The words “business premises” to identify a home office which will justify deduction of shelter expenses and a “part of (a) home…used for business purposes” to identify a home office that may justify a deduction of travel expenses is helpful, though the words “as a matter of convenience” added to the latter words tend to obscure the analytical distinctions that need to be drawn between (i) business premises, (ii) a place of business and (iii) a home where business work is done. Business premises are premises in a home in which work is done that is beyond any notion of domestic use of premises. The notion of domestic use may include business work—a phrase used in the present context to include employment work. Some business work, even if it be only searching for solutions to business problems, is done at home by almost every person. If work is done that is beyond any notion of domestic use of premises, shelter expenses will be deductible to the extent that they are fairly attributable to the area of the home used, and the time devoted to that work.

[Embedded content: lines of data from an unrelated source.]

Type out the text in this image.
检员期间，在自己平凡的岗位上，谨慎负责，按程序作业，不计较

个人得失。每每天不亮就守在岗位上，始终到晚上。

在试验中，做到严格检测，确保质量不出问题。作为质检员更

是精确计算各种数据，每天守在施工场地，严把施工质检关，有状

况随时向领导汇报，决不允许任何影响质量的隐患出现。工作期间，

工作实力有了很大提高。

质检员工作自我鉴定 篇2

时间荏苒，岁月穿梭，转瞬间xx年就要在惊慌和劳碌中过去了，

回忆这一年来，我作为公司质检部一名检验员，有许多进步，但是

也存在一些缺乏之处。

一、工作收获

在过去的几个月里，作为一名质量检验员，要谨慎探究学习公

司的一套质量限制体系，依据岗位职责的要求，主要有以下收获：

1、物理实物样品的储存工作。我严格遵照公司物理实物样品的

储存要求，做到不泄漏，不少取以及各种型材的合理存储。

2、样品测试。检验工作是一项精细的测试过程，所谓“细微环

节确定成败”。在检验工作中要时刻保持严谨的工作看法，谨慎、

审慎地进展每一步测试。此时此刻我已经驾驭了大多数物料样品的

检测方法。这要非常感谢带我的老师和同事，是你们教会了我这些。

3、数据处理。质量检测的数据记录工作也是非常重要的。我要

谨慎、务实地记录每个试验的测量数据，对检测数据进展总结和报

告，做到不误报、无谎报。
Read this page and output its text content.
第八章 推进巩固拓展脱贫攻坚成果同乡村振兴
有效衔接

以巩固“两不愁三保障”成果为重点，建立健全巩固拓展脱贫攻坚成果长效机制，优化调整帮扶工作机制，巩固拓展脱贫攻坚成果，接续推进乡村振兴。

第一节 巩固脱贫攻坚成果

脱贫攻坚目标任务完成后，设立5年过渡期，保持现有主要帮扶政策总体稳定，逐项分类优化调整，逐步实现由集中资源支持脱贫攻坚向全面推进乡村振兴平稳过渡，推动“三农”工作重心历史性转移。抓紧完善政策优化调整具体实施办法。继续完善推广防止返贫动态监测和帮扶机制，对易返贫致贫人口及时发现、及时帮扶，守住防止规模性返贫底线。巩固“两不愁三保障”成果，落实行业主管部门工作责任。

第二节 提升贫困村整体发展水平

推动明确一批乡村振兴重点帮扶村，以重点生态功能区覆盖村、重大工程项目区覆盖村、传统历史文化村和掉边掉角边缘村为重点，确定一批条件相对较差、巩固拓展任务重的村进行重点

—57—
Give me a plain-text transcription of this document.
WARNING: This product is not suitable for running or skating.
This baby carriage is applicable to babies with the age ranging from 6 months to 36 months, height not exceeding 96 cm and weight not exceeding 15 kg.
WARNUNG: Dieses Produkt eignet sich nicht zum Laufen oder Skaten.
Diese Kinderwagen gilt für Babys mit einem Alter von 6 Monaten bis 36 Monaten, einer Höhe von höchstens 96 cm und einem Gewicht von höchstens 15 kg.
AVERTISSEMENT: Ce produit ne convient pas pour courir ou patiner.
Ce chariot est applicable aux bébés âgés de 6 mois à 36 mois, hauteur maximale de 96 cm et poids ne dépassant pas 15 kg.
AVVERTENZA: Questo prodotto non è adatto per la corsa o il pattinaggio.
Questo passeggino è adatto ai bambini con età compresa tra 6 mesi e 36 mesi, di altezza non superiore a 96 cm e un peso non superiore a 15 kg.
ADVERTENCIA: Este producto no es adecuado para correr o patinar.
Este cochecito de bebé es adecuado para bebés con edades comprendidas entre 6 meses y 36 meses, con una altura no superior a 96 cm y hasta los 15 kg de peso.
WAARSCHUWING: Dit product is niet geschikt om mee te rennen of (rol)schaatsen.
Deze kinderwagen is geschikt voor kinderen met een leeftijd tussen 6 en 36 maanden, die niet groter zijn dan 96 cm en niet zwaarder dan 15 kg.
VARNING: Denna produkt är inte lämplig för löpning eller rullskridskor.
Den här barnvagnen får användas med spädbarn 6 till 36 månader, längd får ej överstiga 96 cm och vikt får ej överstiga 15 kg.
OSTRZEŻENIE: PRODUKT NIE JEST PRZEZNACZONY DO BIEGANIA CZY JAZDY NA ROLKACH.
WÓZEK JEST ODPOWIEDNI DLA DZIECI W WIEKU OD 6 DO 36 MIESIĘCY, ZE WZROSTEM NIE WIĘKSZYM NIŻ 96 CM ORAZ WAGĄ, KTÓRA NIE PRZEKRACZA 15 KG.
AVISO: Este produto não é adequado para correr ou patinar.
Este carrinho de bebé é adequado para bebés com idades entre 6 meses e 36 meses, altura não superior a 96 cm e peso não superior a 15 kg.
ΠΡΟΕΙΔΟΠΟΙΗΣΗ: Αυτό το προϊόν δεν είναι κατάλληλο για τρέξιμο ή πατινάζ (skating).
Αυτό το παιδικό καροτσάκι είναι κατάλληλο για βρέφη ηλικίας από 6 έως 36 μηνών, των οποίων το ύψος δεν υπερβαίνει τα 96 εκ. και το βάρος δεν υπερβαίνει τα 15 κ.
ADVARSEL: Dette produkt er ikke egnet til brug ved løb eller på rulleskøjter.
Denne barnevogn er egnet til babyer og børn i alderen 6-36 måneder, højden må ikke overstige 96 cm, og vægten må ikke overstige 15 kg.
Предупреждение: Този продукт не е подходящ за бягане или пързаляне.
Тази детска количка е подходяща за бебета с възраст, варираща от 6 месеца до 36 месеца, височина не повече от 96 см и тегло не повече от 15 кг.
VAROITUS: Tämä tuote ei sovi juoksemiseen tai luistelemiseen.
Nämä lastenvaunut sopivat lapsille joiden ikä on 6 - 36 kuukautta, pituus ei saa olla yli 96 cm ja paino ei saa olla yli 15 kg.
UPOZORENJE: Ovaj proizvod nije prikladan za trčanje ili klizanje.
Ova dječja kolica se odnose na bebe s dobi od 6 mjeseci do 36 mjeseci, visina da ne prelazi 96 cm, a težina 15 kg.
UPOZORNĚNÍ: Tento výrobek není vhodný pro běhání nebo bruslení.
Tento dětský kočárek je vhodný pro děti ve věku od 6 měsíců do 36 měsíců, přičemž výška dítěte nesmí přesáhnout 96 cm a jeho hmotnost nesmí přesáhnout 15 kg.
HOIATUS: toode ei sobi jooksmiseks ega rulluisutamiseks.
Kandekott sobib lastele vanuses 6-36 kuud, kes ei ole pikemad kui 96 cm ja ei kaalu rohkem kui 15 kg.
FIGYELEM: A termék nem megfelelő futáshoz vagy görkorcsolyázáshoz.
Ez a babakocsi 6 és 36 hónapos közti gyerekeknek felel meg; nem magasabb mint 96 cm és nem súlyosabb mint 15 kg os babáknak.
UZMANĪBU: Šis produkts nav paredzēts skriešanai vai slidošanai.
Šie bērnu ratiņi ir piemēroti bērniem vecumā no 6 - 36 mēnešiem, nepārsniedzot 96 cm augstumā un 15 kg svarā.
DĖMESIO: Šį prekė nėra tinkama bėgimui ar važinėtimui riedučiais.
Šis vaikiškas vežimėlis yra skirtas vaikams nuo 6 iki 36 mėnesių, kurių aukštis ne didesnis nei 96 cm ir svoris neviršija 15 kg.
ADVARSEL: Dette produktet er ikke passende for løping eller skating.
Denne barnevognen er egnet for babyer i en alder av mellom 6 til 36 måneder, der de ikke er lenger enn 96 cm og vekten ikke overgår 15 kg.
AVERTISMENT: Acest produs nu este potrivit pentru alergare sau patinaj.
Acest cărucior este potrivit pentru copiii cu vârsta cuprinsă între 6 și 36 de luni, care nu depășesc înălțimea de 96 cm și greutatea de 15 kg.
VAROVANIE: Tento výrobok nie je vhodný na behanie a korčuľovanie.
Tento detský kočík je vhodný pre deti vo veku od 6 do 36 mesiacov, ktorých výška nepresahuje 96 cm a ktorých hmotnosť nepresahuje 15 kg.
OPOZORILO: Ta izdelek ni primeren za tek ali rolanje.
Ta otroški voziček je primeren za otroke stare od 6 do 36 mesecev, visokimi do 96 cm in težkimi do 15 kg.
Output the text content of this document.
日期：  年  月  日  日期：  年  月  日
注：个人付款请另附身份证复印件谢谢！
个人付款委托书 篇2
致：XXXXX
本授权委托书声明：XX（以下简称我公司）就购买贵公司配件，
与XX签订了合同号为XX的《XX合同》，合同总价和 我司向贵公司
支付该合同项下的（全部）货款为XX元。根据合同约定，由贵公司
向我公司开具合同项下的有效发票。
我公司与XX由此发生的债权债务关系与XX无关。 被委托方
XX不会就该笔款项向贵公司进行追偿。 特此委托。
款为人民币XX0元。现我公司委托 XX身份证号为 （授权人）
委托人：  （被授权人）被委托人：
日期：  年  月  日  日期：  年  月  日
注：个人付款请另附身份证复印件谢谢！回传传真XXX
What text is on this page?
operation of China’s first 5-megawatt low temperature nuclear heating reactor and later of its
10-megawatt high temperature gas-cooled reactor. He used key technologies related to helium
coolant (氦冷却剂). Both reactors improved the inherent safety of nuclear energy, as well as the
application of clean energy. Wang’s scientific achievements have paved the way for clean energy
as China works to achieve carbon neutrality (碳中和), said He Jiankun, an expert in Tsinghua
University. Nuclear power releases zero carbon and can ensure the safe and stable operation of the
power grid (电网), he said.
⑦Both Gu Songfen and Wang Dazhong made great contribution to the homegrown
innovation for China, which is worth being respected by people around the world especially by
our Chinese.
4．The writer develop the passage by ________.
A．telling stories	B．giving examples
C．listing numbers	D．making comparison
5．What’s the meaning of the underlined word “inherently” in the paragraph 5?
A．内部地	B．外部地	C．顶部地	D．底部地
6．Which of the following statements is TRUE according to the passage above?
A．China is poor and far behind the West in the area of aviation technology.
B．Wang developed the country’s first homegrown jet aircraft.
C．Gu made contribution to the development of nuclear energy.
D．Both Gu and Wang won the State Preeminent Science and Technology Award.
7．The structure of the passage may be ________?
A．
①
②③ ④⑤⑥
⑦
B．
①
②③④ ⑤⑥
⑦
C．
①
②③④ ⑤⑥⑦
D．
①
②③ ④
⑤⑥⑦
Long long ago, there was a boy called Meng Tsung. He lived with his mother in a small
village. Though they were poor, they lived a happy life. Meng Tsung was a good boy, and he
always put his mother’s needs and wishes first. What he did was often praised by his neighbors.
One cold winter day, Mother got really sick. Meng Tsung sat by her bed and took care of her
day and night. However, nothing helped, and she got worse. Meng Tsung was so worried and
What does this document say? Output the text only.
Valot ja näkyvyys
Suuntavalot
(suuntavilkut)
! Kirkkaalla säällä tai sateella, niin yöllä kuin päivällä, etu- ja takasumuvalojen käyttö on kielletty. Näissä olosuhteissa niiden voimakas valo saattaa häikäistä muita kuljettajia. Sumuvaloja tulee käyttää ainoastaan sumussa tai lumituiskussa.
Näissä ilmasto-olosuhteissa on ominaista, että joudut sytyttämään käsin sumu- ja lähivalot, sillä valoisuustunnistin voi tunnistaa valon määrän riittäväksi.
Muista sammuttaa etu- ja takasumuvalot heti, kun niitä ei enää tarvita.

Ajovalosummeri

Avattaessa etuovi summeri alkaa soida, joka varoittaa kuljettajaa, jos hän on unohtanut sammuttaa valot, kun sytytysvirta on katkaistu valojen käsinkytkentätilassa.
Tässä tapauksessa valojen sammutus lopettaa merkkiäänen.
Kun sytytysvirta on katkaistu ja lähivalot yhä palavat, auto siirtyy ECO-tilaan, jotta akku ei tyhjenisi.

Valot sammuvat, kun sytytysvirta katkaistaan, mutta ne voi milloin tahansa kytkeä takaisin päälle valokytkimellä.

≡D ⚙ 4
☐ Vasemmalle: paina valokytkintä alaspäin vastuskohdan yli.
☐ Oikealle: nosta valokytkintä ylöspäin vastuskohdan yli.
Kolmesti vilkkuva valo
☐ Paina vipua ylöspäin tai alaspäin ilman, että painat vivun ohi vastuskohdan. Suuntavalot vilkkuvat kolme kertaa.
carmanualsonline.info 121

[8.71] A place of business will identify a place in a home where business work is done that cannot be described as work done in that place simply as a matter of convenience. The taxpayer in Owen v. Pook ([8.69] above) might be said to have had a place of business at home. Business premises will be a place of business only while business is done in the business premises. If a taxpayer has a place of business at home he will be entitled to a deduction of travel expenses from his home to another place of business outside his home, if the travel follows immediately on the doing of the business work at home, and the expenses are otherwise deductible as expenses of travel between two places of work.
[8.72] A home where business work is done will identify a home where work is done that is not of a kind that may make a home business premises or a place of business. A home where business work is done will not justify a deduction of shelter expenses nor will it justify a deduction of travel expenses. The work is such that it is no more than work conveniently done at home, or work described as work “taken home” in Newsom v. Robertson. Work that will make home a place of business might by one test be identified as work that “needs” to be done at home, because some part of the home has been adapted to the doing of that work. The adapting will have converted part of the home to business premises. Work in a doctor’s surgery at home is the obvious illustration. Another test may be that there is no other place where the work can conveniently be done, which would explain Horton v. Young [1972] Ch. 157 referred to in [8.75] below and would make the place of work in Swinford a place of business.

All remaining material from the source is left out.